‘Around-the-clock medical service saved my life’
COVID-19 survivor, Orin Boyce
COVID-19 survivor, Orin Boyce

–COVID-19 survivor says, as he recounts battle with the dreaded disease

WHEN Orin Boyce was putting together the design for the Infectious Diseases Hospital at Liliendaal, Greater Georgetown, he had no intentions of physically testing its practicality.

However, a year later, he was admitted to the hospital’s Intensive Care Unit (ICU), having been diagnosed with the novel coronavirus.
In an interview with local journalist, Nakasia Logan, Boyce recalled that a couple weeks ago, he began to feel unwell, and embarked on his usual wellness regimen of fever grass and other ‘bush’ teas. But after a week with no relief, Boyce said he realised something was not right.

“I couldn’t breathe properly,” the 43-year-old man recalled.
It was then that the engineer, accompanied by his wife, visited a private hospital for medical assistance.
“They put me on oxygen, and within half an hour, I got so weak. When they took me to the x-ray room, I felt like my whole back fall out; I couldn’t get up,” Boyce said.

Soon after, his COVID-19 test would come back positive, and he was immediately taken to the Georgetown Public Hospital Corporation (GPHC), where additional tests were done, and he was administered saline.
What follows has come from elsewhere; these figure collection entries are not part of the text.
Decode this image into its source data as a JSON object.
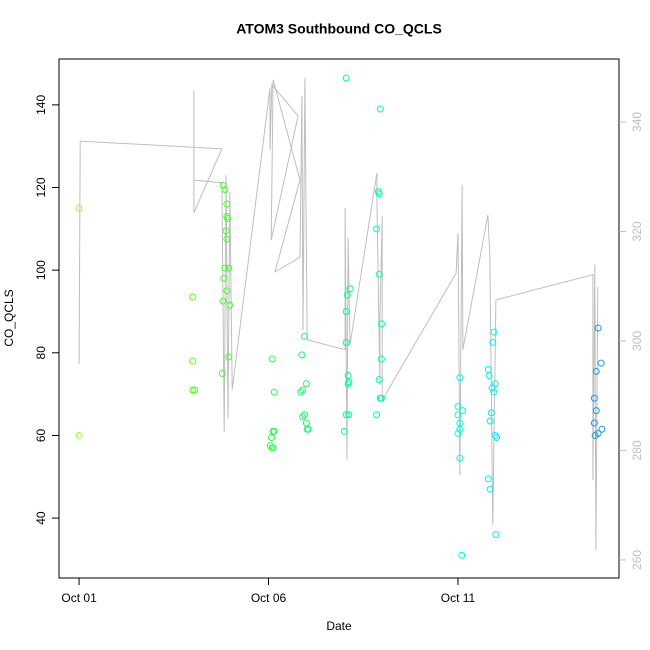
{
  "chart_data": {
    "type": "scatter",
    "title": "ATOM3 Southbound CO_QCLS",
    "x_label": "Date",
    "y_label": "CO_QCLS",
    "xlim": [
      -0.53,
      14.25
    ],
    "xticks": [
      {
        "value": 0,
        "label": "Oct 01"
      },
      {
        "value": 5,
        "label": "Oct 06"
      },
      {
        "value": 10,
        "label": "Oct 11"
      }
    ],
    "ylim": [
      25.5,
      151.1
    ],
    "yticks": [
      40,
      60,
      80,
      100,
      120,
      140
    ],
    "y2lim": [
      256.7,
      351.5
    ],
    "y2ticks": [
      260,
      280,
      300,
      320,
      340
    ],
    "series": [
      {
        "color": "#88ff33",
        "x": [
          0,
          0
        ],
        "values": [
          115,
          60
        ]
      },
      {
        "color": "#55ff11",
        "x": [
          3.0,
          3.0,
          3.0,
          3.05
        ],
        "values": [
          93.5,
          78,
          71,
          71
        ]
      },
      {
        "color": "#44ff22",
        "x": [
          3.8,
          3.85,
          3.9,
          3.9,
          3.92,
          3.88,
          3.9,
          3.85,
          3.95,
          3.82,
          3.9,
          3.8,
          3.98,
          3.95,
          3.78
        ],
        "values": [
          120.5,
          119.5,
          116,
          113,
          112.5,
          109.5,
          107.5,
          100.5,
          100.5,
          98,
          95,
          92.5,
          91.5,
          79,
          75
        ]
      },
      {
        "color": "#22ff44",
        "x": [
          5.1,
          5.15,
          5.12,
          5.15,
          5.08,
          5.05,
          5.1,
          5.12
        ],
        "values": [
          78.5,
          70.5,
          61,
          61,
          59.5,
          57.5,
          57,
          57
        ]
      },
      {
        "color": "#11ff66",
        "x": [
          5.88,
          5.95,
          6.0,
          5.9,
          5.85,
          5.95,
          5.9,
          6.0,
          6.02,
          6.05
        ],
        "values": [
          79.5,
          84,
          72.5,
          71,
          70.5,
          65,
          64.5,
          63,
          61.5,
          61.5
        ]
      },
      {
        "color": "#00ff88",
        "x": [
          7.05,
          7.15,
          7.08,
          7.05,
          7.05,
          7.1,
          7.12,
          7.1,
          7.05,
          7.12,
          7.0
        ],
        "values": [
          146.5,
          95.5,
          94,
          90,
          82.5,
          74.5,
          73,
          72.5,
          65,
          65,
          61
        ]
      },
      {
        "color": "#00ffaa",
        "x": [
          7.95,
          7.9,
          7.92,
          7.85,
          7.92,
          7.98,
          7.98,
          7.92,
          7.95,
          7.98,
          7.85
        ],
        "values": [
          139,
          119,
          118.5,
          110,
          99,
          87,
          78.5,
          73.5,
          69,
          69,
          65
        ]
      },
      {
        "color": "#00ffdd",
        "x": [
          10.05,
          10.0,
          10.12,
          10.0,
          10.05,
          10.05,
          10.0,
          10.05,
          10.1
        ],
        "values": [
          74,
          67,
          66,
          65,
          63,
          61.5,
          60.5,
          54.5,
          31
        ]
      },
      {
        "color": "#00eeff",
        "x": [
          10.95,
          10.92,
          10.8,
          10.82,
          10.98,
          10.9,
          10.95,
          10.88,
          10.85,
          10.98,
          11.02,
          10.8,
          10.85,
          11.0
        ],
        "values": [
          85,
          82.5,
          76,
          74.5,
          72.5,
          71.5,
          70.5,
          65.5,
          63.5,
          60,
          59.5,
          49.5,
          47,
          36
        ]
      },
      {
        "color": "#2299dd",
        "x": [
          13.7,
          13.78,
          13.65,
          13.6,
          13.65,
          13.6,
          13.8,
          13.7,
          13.62
        ],
        "values": [
          86,
          77.5,
          75.5,
          69,
          66,
          63,
          61.5,
          60.5,
          60
        ]
      },
      {
        "type": "line",
        "axis": "y2",
        "color": "#bebebe",
        "x": [
          0.0,
          0.03,
          3.77,
          3.03,
          3.03,
          3.03,
          3.77,
          3.83,
          3.88,
          3.93,
          3.98,
          4.04,
          5.04,
          5.04,
          5.09,
          5.78,
          5.07,
          5.12,
          5.83,
          5.17,
          5.83,
          5.88,
          5.91,
          5.96,
          6.02,
          7.02,
          7.02,
          7.07,
          7.1,
          7.15,
          7.86,
          7.86,
          7.94,
          7.94,
          8.0,
          8.0,
          9.95,
          10.0,
          10.05,
          10.11,
          10.13,
          10.79,
          10.84,
          10.92,
          10.98,
          11.0,
          13.56,
          13.56,
          13.61,
          13.64,
          13.69
        ],
        "values": [
          295.8,
          336.5,
          335.1,
          323.4,
          345.8,
          329.4,
          328.9,
          283.4,
          330.3,
          285.9,
          327.2,
          291.1,
          346.2,
          334.9,
          346.8,
          341.1,
          318.4,
          347.7,
          329.4,
          312.6,
          315.3,
          344.7,
          302.0,
          348.0,
          300.2,
          298.4,
          324.3,
          278.3,
          318.8,
          299.3,
          330.7,
          326.1,
          292.0,
          303.8,
          322.8,
          289.2,
          312.4,
          319.7,
          275.5,
          328.5,
          298.4,
          323.0,
          315.7,
          266.4,
          296.5,
          307.5,
          312.1,
          274.6,
          313.9,
          261.8,
          309.9
        ]
      }
    ]
  }
}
Boyce said that the doctors’ attempt to do a basic blood test sent shivers down his spine, as his blood began to clot. “Frightening; my blood start to clot so fast,” Boyce recalled.

He was then transported to the Liliendaal facility, where he was admitted.
“When I was admitted, I could not breathe; I was on oxygen,” Boyce said.
Reflecting on his time as a patient there, Boyce said he was heartened to see how tirelessly the nurses and doctors worked to ensure patients pull through.

The doctors and nurses, he said, were always prompt in checking in on the patients, and ensuring that their vitals were in order.
“They worked around-the-clock,” Boyce noted.

Asked about the treatment plan being administered at the hospital, the engineer said that treatments are customised to suit each individual patient; that every person is given medications and meals, based on the nature and seriousness of their condition.

But as more and more persons continue to lose their lives to the virus, Boyce said that he is beyond thankful to be alive, and to have been discharged from the hospital.

“It gives me a second chance at life; my faith. I get to realise that life is nothing. When I entered [the hospital], I said, ‘I am not dying in here,’” Boyce related.

He has now come to realise that even with the unwavering efforts of the public health team, the nature of COVID-19 makes it difficult for persons to benefit from the kind of comfort that comes from human contact.

“Some days I actually break down and crying, ‘cause is you alone. Persons who dying are giving up,” Boyce surmised.
He admitted that even though he was following rigid COVID-19 prevention protocols during the early stages of the virus, he “kind of lapsed”.
“Earlier in COVID, every time I came home, I would change my clothes before coming inside the house,” Boyce told the National Communications Network (NCN) reporter.

Looking back, Boyce said that he is happy that he made efforts to take at least one dose of the coronavirus vaccine.
“This thing is not a myth; it is serious,” he emphasised.
Even though he has been discharged, Boyce will still have to be on medication for the next 69 days.

“The damage done to my lungs; the pneumonia. I got to build back; got to do some breathing exercises and so,” he said.
Boyce said, too, that an important part of his new recovery lifestyle includes a balanced diet and taking his Vitamin Cs.